Да, я уже видел ее. Эта девушка уже бывала здесь, она иногда заходит к старику, прибирает в доме, приглядывает за ним, видимо, родственница. Я повернулся и увидел ее уже около двери. Вид у нее на этот раз был городской: кожаная или под кожу юбка, красные туфли; да и взгляд не тот, что обычно, скользящий мимо, с тенью каких-то бытовых забот, будто не юное создание, а кормящая мать; сейчас взгляд легкий, свободный, даже как будто чуть с вызовом, серые, небольшие, очень быстрые и сообразительные глаза — глазки.

— Значит, хотите посмотреть, что я тут малюю.

— А я уже посмотрела. Столько сидите, а еще ничего нет.

— Это только так кажется… Это особые такие краски.

Она подошла поближе, внимательно посмотрела на холст и с детским разочарованием на меня.

Потом она усмехнулась, детское исчезло, в глазах вновь появился женский какой-то вызов.

— А вы сами знаете, что здесь будет?

Знаю ли я? Вопрос в самую точку. Только всерьез объяснять не хотелось, хотелось сохранить дурашливость тона, и я сказал:

— Знаю, но не скажу.

Она не ответила… Юмор выдохся… разговор как-то повис. Отчетливо было слышно, как внизу громко и с визгом храпит старик.

Девушка, не глядя на меня, сказала:

— Извините, я вас отвлекла.

— Да нет… Что вы.

Да, она отвлекла меня. Но если бы она знала, какая это радость, — отвлечься…

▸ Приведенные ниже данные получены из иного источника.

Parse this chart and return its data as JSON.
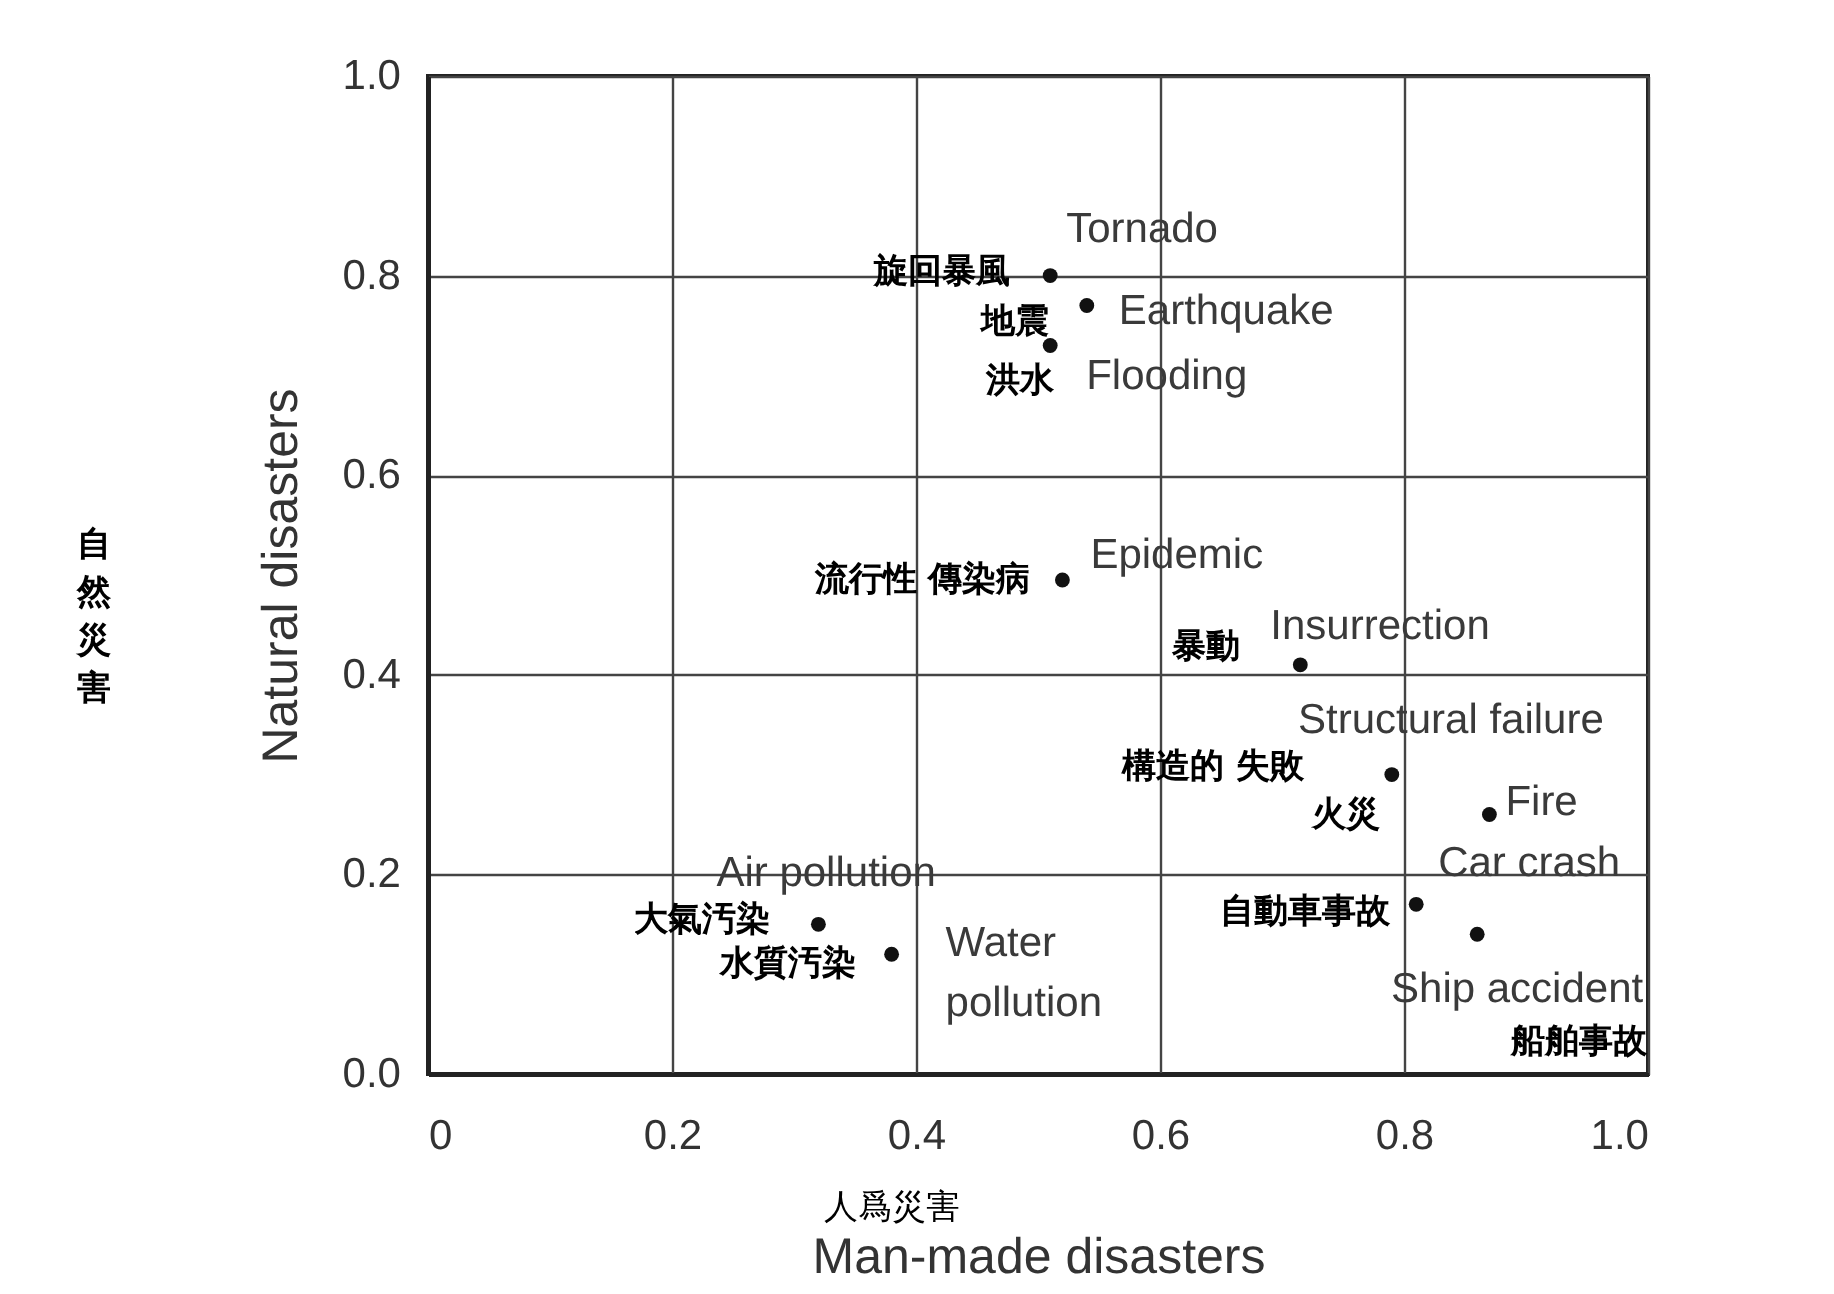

Ведь ни о чем таком и не думал, вроде бы давно все это заглохло во мне. Сам себя видел отрешенным, одному только всецело преданным — и вот нате: юный, удивленный и тоже чего-то ждущий взгляд, красные туфли, нежное свечение ног.

Вот как легко появление ее вдруг разорвало тот круг, что был добровольно замкнут мною, даже радовал; один только был выход — работать, отвык от голосов, сам не разговаривал ни с кем, разве что в субботу, когда наезжали друзья Михеича.

Только на зорьке крик за окном: «Машка, Машка!» Выглянешь, а это корову кличут, и снова тишина часами, иногда скрипучий, как сорвавшийся и потерявший глубину голос старика, отдельные, почти нечленораздельные фразы, или вдруг бравурный, бодрый крик неожиданно включенного им радио, и я тут же спускаюсь, выключаю. Ничего мне не надо, ни новостей, ни сообщений; только вот эта тишина.